L’analisi delle performance economico-finanziarie mostra una buona redditività delle aziende di maggiori dimensioni (patrimonio netto superiore al milione di euro), accreditate di un margine operativo lordo tra il 12% e il 14%, e una buona solidità finanziaria.
Le performance si invertono nelle aziende di dimensioni minori (patrimonio netto inferiore al milione), dove la redditività si ferma al 9% e la salute finanziaria è precaria a causa di uno squilibrio tra capitale proprio e di terzi.

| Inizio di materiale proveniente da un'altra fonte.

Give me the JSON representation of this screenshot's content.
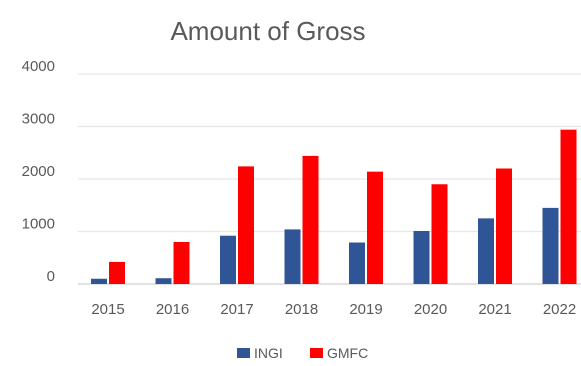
{
  "chart_data": {
    "type": "bar",
    "title": "Amount of Gross",
    "xlabel": "",
    "ylabel": "",
    "categories": [
      "2015",
      "2016",
      "2017",
      "2018",
      "2019",
      "2020",
      "2021",
      "2022"
    ],
    "series": [
      {
        "name": "INGI",
        "color": "#2f5597",
        "values": [
          100,
          110,
          920,
          1040,
          790,
          1010,
          1250,
          1450
        ]
      },
      {
        "name": "GMFC",
        "color": "#ff0000",
        "values": [
          420,
          800,
          2240,
          2440,
          2140,
          1900,
          2200,
          2940
        ]
      }
    ],
    "ylim": [
      0,
      4000
    ],
    "yticks": [
      "0",
      "1000",
      "2000",
      "3000",
      "4000"
    ],
    "grid": true,
    "legend_position": "bottom"
  }
}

Accanto alle dimensioni gli indicatori di redditività e solidità finanziaria sono influenzati dalla fase della filiera in cui le aziende operano. Come rilevato anche da analisi di settore di Cassa depositi e prestiti e Utilitatis, i gestori proprietari di impianti di trattamento dei rifiuti, fase a più elevata intensità di capitale della filiera, presentano una maggiore redditività, come contropartita della maggior incidenza degli ammortamenti, e un valore della produzione per addetto più elevato, rispetto agli operatori della raccolta e del trasporto dei rifiuti urbani.
Nel confronto europeo, le prime 10 aziende del Nord-Ovest mostrano una taglia coerente, se non addirittura maggiore, rispetto a quella delle imprese europee. È da sottolineare tuttavia come nei Paesi europei considerati operino società territoriali presenti a livello sovranazionale (quali Suez, Veolia e Indaver, operanti tra Francia, Paesi Bassi, Belgio e Germania).
Inoltre, come si è già avuto modo di dire, l’organizzazione del settore incide sulle prestazioni delle aziende, tanto che aziende che operano lungo l’intero ciclo integrato e imprese che gestiscono singole fasi della filiera (raccolta e trasporto, impianti di compostaggio, termovalorizzazione o riciclaggio, discariche) presentano tra loro caratteristiche tecnologiche, dimensionali e di redditività molto differenti.
In questi termini, è importante ricordare che Paesi Bassi, Germania e Belgio, presentano una struttura significativamente diversa del settore rispetto all’Italia, incentrata sul recupero di materia ed energia.